Additional metrics specific to object detection include mAP@0.5. The mAP@0.5 metric measures detection accuracy at a 50% overlap threshold between the predicted bounding box and the ground truth box (Intersection over Union, IoU). For detecting abandoned luggage in our scenario, pinpoint bounding-box accuracy was not strictly necessary, making the 50% IoU (
Figure 8) accuracy threshold the most relevant value.
7.2. Training Setup
The original versions of the YOLOv8m, YOLOv11m, and DETR (Resnet-50) models were fine-tuned on the prepared datasets CCTV-Korzo (K), CCTV-Düsseldorf (D), and combined CCTV-KD (KD), and then all models were tested on the test set collected at Dusseldorf airport that none of the models had seen before. The CCTV-Korzo, CCTV-KD, and CCTV-KD-E datasets were split in two parts, i.e., 80% for training, and 20% for validation, because all tests were performed on the Dusseldorf test set. The CCTV-Dusseldorf set was therefore split in three parts, corresponding to 75%, 10%, and 15%, respectively, for training, validation, and test.
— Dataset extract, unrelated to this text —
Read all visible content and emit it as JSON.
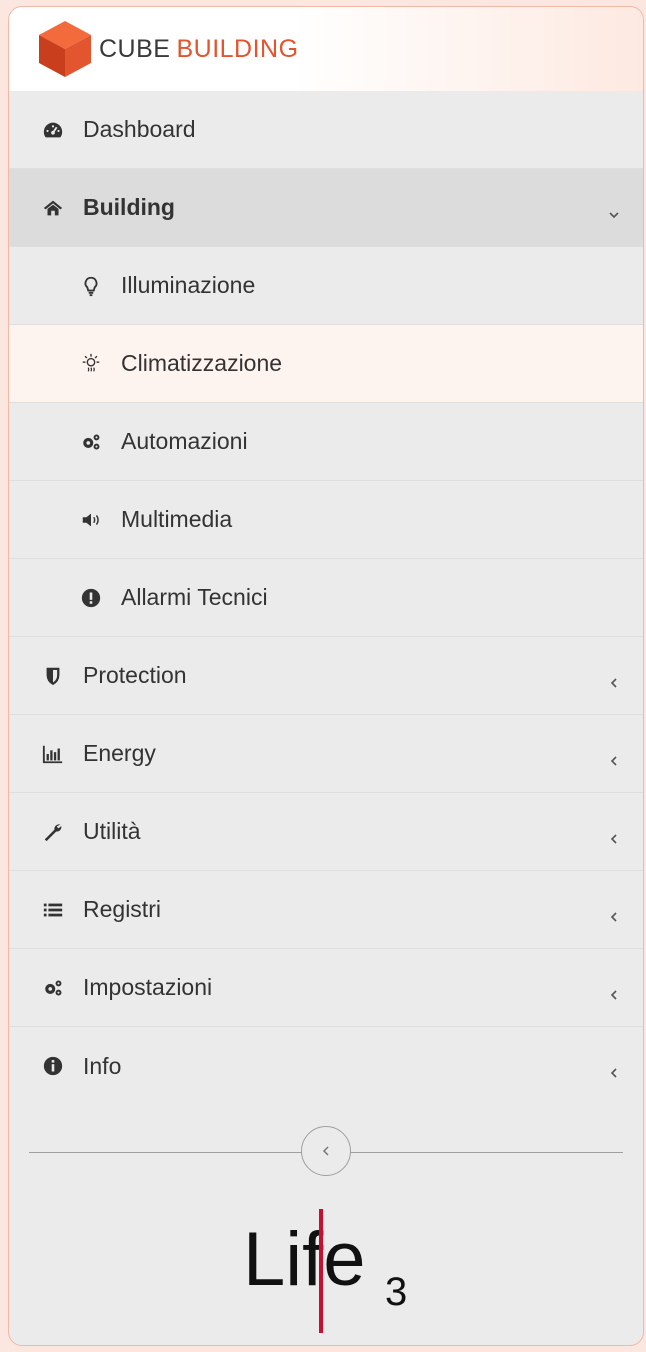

We also evaluated the results against those of the original versions of the models to assess the extent to which fine-tuning and domain optimization contributed to domain adaptation and performance enhancement.
For all models, we used the standard configuration and trained them for two classes (person and luggage), with a composite loss and the SiLU activation function, a batch size of 16, and momentum of 0.937. The loss function was YOLOv8’s default composite loss, combining binary cross entropy for classification, distribution focal loss, and CIoU loss for bounding box predictions, and an IoU-aware classification score. The input images were resized to 640 × 640 pixels during data augmentation by directly stretching them to the target resolution, preserving consistency across the dataset for optimal training and detection. Each model was trained for up to 150 epochs or until the loss ceased to decrease.
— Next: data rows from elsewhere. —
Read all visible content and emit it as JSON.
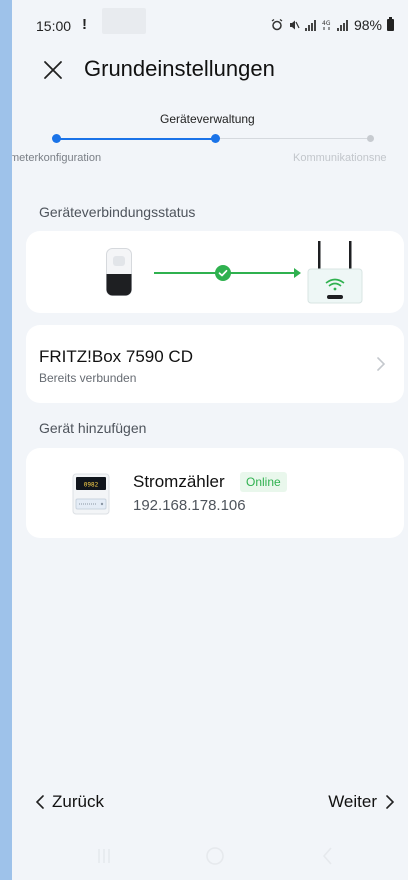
{
  "status_bar": {
    "time": "15:00",
    "alert": "!",
    "battery": "98%"
  },
  "header": {
    "title": "Grundeinstellungen"
  },
  "stepper": {
    "current": "Geräteverwaltung",
    "previous": "meterkonfiguration",
    "next": "Kommunikationsne"
  },
  "connection": {
    "section_title": "Geräteverbindungsstatus",
    "status_color": "#2fb14f"
  },
  "router": {
    "name": "FRITZ!Box 7590 CD",
    "subtitle": "Bereits verbunden"
  },
  "add_device": {
    "section_title": "Gerät hinzufügen",
    "device_name": "Stromzähler",
    "badge": "Online",
    "ip": "192.168.178.106"
  },
  "footer": {
    "back_label": "Zurück",
    "next_label": "Weiter"
  },
  "colors": {
    "accent": "#1a73e8",
    "online": "#2fb14f",
    "page_bg": "#f2f5f9"
  }
}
Using the example of the YOLOv8-m model,
Figure 9 shows the performance metrics used during model fine-tuning. The model consistently reduced the error to below 0.5 over 100 epochs, indicating that the model was effectively learning to classify objects in the training set and that it achieved convergence in the validation set after 20 epochs, indicating good generalization to unseen validation classes. The precision and recall at the bounding box level quickly stabilized and reached high values of 0.8–0.9, demonstrating the model’s ability to correctly identify positive detections and to find real objects in the images. The model achieved high detection accuracy at the standard evaluation threshold of 50% IoU and typically slightly lower performance at more strict evaluations over higher IoU thresholds of 50–95%. All graphs demonstrated good convergence and stability of the metrics and successful fine-tuning of the model. During training, YOLO automatically evaluated the validation performance at each epoch and saved the best-performing model checkpoint as best.pt. This selection was based on the lowest validation loss and overall metric improvements. Accordingly, for evaluation and testing, we used the best.pt model for all versions of fine-tuned models in our experiments.
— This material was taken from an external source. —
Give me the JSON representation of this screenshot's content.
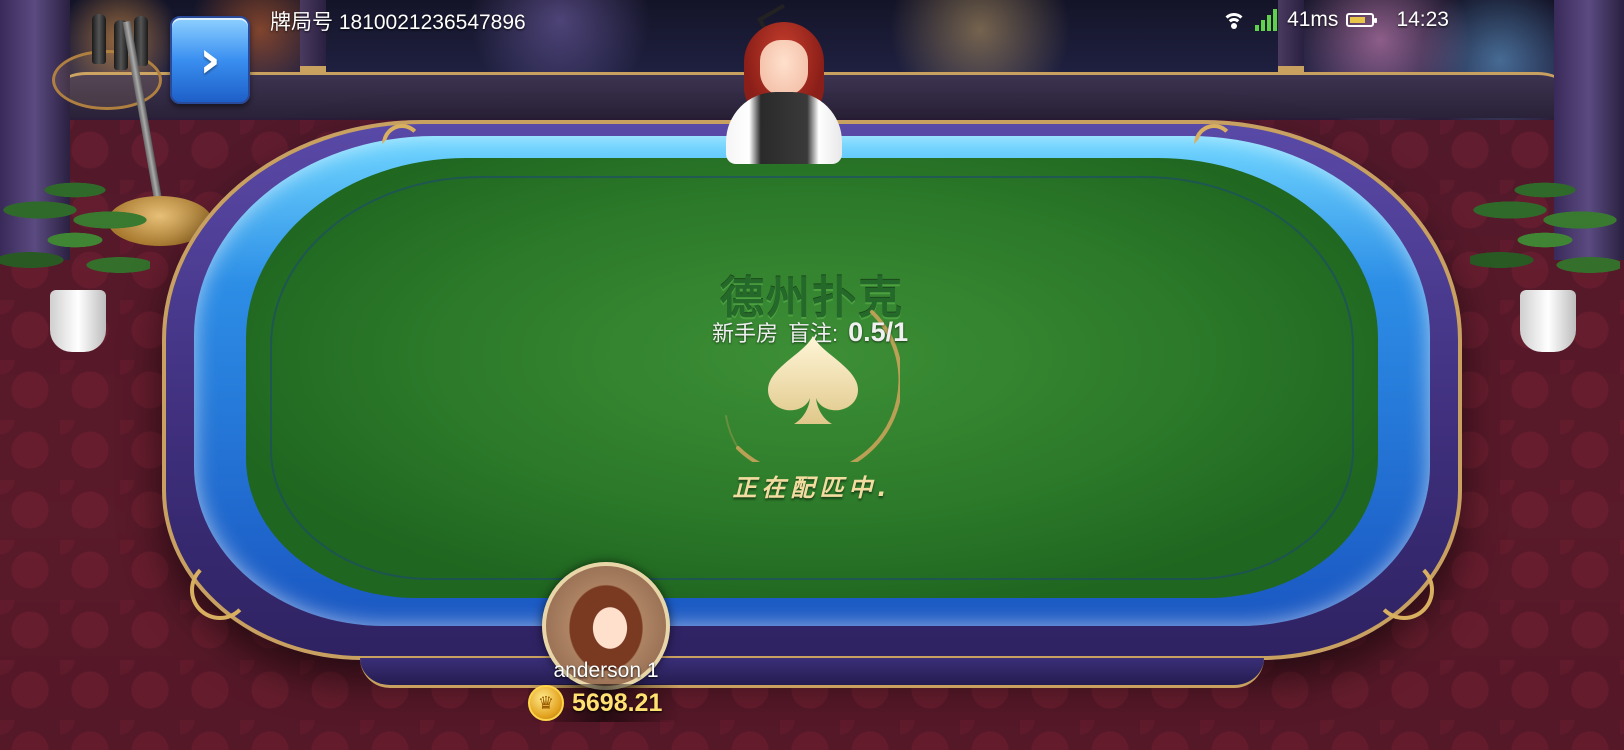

8. Evaluation of the Fine-Tuned Person and Luggage Detection Models
8.1. Quantitative Comparison of Models Trained on Different Domain Sets
The results of the models that were domain-optimized on the CCTV-Korzo, CCTV-Dusseldorf, and CCTV-KD sets for the Dusseldorf test set according to the mAP@0.5 metric are shown in
Figure 10. The graphs show that the original results for all models improved significantly after fine-tuning for dataset optimization. For instance, the YOLOv8m model trained on CCTV-KD achieved an mAP@0.5 of 86.44%, whereas the baseline model only achieved a mAP of 3.34%. Both YOLO models achieved the best results on the combined KD set, even 5% better than on the CCTV-Düsseldorf set, while the DETR model achieved equal cuts on both sets. It is interesting to note that the KD set is an extension of the Düsseldorf set, with the images of surveillance cameras on the Korzo city promenade, which shows that the inclusion of images taken from a similar perspective from another domain had a positive effect on improving the performance of the models. Interestingly, both YOLO models fine-tuned on the KD set achieved even 40% better results than the fine-tuned DETR model. The significantly worse results of the DETR transformer compared to the YOLO models were probably due to small-size objects in the images that the model failed to detect, since previous studies have shown that transformers often struggle with detecting small objects due to their global attention mechanism, as they can dilute fine-grained details [
12].
8.2. Analysis of the Impact of the Training Set Size on Model Performance
The scenes we used to train the model were crowded with objects, and the question arose as to how increasing the number of images in the set affects the performance of the model. On average, there were 20 objects of interest in the images; so, an increase of 100 images resulted in an increase of 1500 to 3000 objects.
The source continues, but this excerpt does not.